Monogamy may be the most prominent example of annulling our biological roots, but actually, we’re choosing sacrifice and service over self-preservation all the time. Why become a bodyguard, firefighter, or policewoman? Why try to leave your kids an inheritance — a concept universally accepted and even tax-advantaged by governments around the world — when you can spend every last cent you have on staying alive as long as possible? Why ship food to another nation? Why send in the army to support another nation’s cause? Perhaps anti-evolutionary behavior isn’t as uncommon or unreasonable as we think. What if it’s not anti-evolutionary to begin with?
In a world where everyone has more digital connections than ever yet fewer real friends at the same time, a world where work has fully permeated our lives and developed the potential to creep up any minute on any day, a world where dating apps have destroyed natural relationship economics and the illusion of infinite choice encourages us to never commit to anyone, well, maybe in such a world staying with one partner for your entire life isn’t a bug. Maybe it’s a superpower.
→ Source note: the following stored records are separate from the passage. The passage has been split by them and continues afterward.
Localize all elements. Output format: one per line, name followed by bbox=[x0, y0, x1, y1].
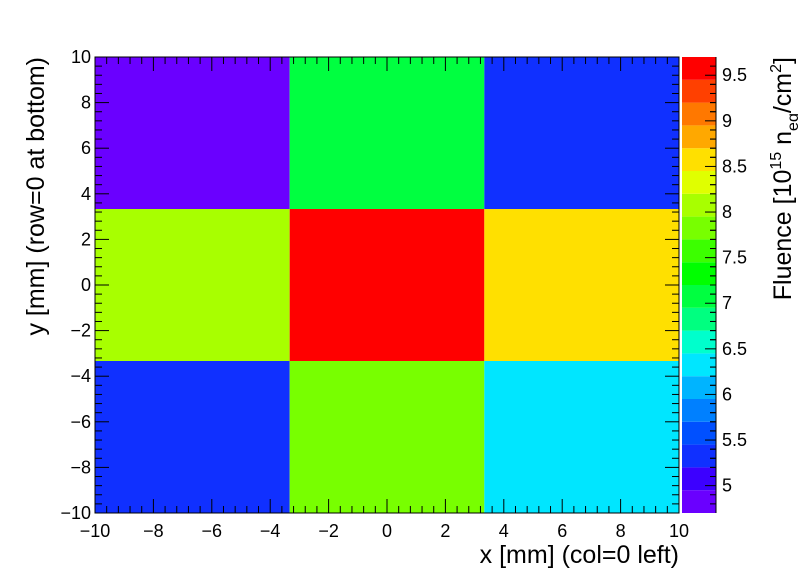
palette-band bbox=[682, 467, 716, 491]
z-tick-label: 6 bbox=[722, 384, 732, 404]
x-tick-label: 10 bbox=[669, 521, 689, 541]
y-tick-label: 10 bbox=[71, 47, 91, 67]
y-axis-title: y [mm] (row=0 at bottom) bbox=[22, 57, 50, 336]
z-axis-title: Fluence [1015 neq/cm2] bbox=[768, 57, 798, 300]
heatmap-cell bbox=[95, 360, 290, 513]
heatmap-cells bbox=[95, 57, 679, 513]
heatmap-cell bbox=[289, 360, 485, 513]
x-tick-label: 2 bbox=[440, 521, 450, 541]
palette-band bbox=[682, 216, 716, 240]
z-tick-label: 7.5 bbox=[722, 248, 747, 268]
palette-band bbox=[682, 307, 716, 331]
palette-band bbox=[682, 57, 716, 80]
palette-band bbox=[682, 171, 716, 194]
z-tick-label: 8.5 bbox=[722, 156, 747, 176]
y-tick-label: −6 bbox=[70, 412, 91, 432]
palette-band bbox=[682, 399, 716, 422]
palette-band bbox=[682, 490, 716, 513]
palette-band bbox=[682, 148, 716, 171]
palette-band bbox=[682, 262, 716, 285]
heatmap-cell bbox=[289, 209, 485, 361]
x-tick-label: −2 bbox=[318, 521, 339, 541]
y-tick-label: −4 bbox=[70, 366, 91, 386]
x-tick-label: −10 bbox=[80, 521, 111, 541]
x-tick-label: −4 bbox=[260, 521, 281, 541]
z-tick-label: 5.5 bbox=[722, 430, 747, 450]
heatmap-cell bbox=[484, 360, 679, 513]
palette-band bbox=[682, 444, 716, 468]
z-tick-label: 8 bbox=[722, 202, 732, 222]
z-tick-label: 6.5 bbox=[722, 339, 747, 359]
heatmap-cell bbox=[95, 57, 290, 210]
z-axis-title-prefix: Fluence [10 bbox=[769, 170, 797, 301]
palette-band bbox=[682, 102, 716, 126]
palette-band bbox=[682, 421, 716, 445]
z-axis-title-unit: n bbox=[769, 131, 797, 152]
z-tick-label: 9 bbox=[722, 111, 732, 131]
heatmap-cell bbox=[484, 57, 679, 210]
heatmap-cell bbox=[95, 209, 290, 361]
x-tick-label: 4 bbox=[499, 521, 509, 541]
z-axis-title-area: /cm bbox=[769, 73, 797, 113]
x-tick-label: −8 bbox=[143, 521, 164, 541]
y-tick-label: 6 bbox=[81, 138, 91, 158]
palette-band bbox=[682, 239, 716, 263]
palette-band bbox=[682, 330, 716, 354]
heatmap-cell bbox=[484, 209, 679, 361]
z-tick-label: 9.5 bbox=[722, 65, 747, 85]
x-axis-title: x [mm] (col=0 left) bbox=[480, 541, 679, 569]
z-tick-label: 7 bbox=[722, 293, 732, 313]
y-tick-label: 2 bbox=[81, 229, 91, 249]
z-axis-title-area-superscript: 2 bbox=[768, 64, 785, 73]
y-tick-label: −10 bbox=[60, 503, 91, 523]
palette-band bbox=[682, 353, 716, 377]
z-tick-label: 5 bbox=[722, 476, 732, 496]
y-tick-label: 8 bbox=[81, 93, 91, 113]
axis-ticks: −10 −8 −6 −4 −2 0 2 4 6 8 10 −10 −8 −6 −4 −2 0 2 4 6 8 10 bbox=[60, 47, 689, 541]
palette-band bbox=[682, 193, 716, 217]
palette-band bbox=[682, 125, 716, 149]
x-tick-label: 0 bbox=[382, 521, 392, 541]
y-tick-label: −2 bbox=[70, 321, 91, 341]
palette-band bbox=[682, 285, 716, 308]
heatmap-cell bbox=[289, 57, 485, 210]
palette-band bbox=[682, 79, 716, 103]
color-palette: 5 5.5 6 6.5 7 7.5 8 8.5 9 9.5 bbox=[682, 57, 747, 513]
z-axis-title-exponent: 15 bbox=[768, 152, 785, 170]
x-tick-label: 8 bbox=[616, 521, 626, 541]
y-tick-label: 0 bbox=[81, 275, 91, 295]
z-axis-title-unit-subscript: eq bbox=[785, 113, 798, 131]
x-tick-label: 6 bbox=[557, 521, 567, 541]
x-tick-label: −6 bbox=[202, 521, 223, 541]
y-tick-label: 4 bbox=[81, 184, 91, 204]
palette-band bbox=[682, 376, 716, 399]
z-axis-title-close: ] bbox=[769, 57, 797, 64]
y-tick-label: −8 bbox=[70, 457, 91, 477]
Why spend 60 years with the same person when you can spend 20 years with three each? Because the last 40 years are not the first 20 repeated twice. A great relationship, like everything, gets crispy at the end. For all their hardship and health problems, I bet if I asked my grandparents about their 60-year marriage, they’d say the last ten years were some of the best. But you don’t get those years if you don’t work together through the early struggles, the messy middle, and the inevitable end. You’ll get an expensive divorce lawyer and the emotional scheduling nightmare that is shared custody instead — plus all the other chaos that comes with our modern high-volatility life, of course.
Marriage and monogamy are not perfect concepts. From religious bias to routine and boredom to keeping the romantic spark alive, they come with plenty of knots to unravel. But when you’re part of a generation for whom it’s harder than ever to own a home, own a job for the long haul, or even own a community you’re proud to be a part of, the one thing that should almost feel easy to own is your commitment to another person — especially when maintaining that relationship is no harder than stringing together a chain of loose connections.
The Western individual is as liberated as he or she has ever been. But are we any happier for it? Having lost plenty of its 20th-century shine, monogamy may feel like handwriting letters in a hologram-fueled, cyber-connected world, but sometimes, new is just different, and the old way, having never stopped working, may yet turn out to be timeless.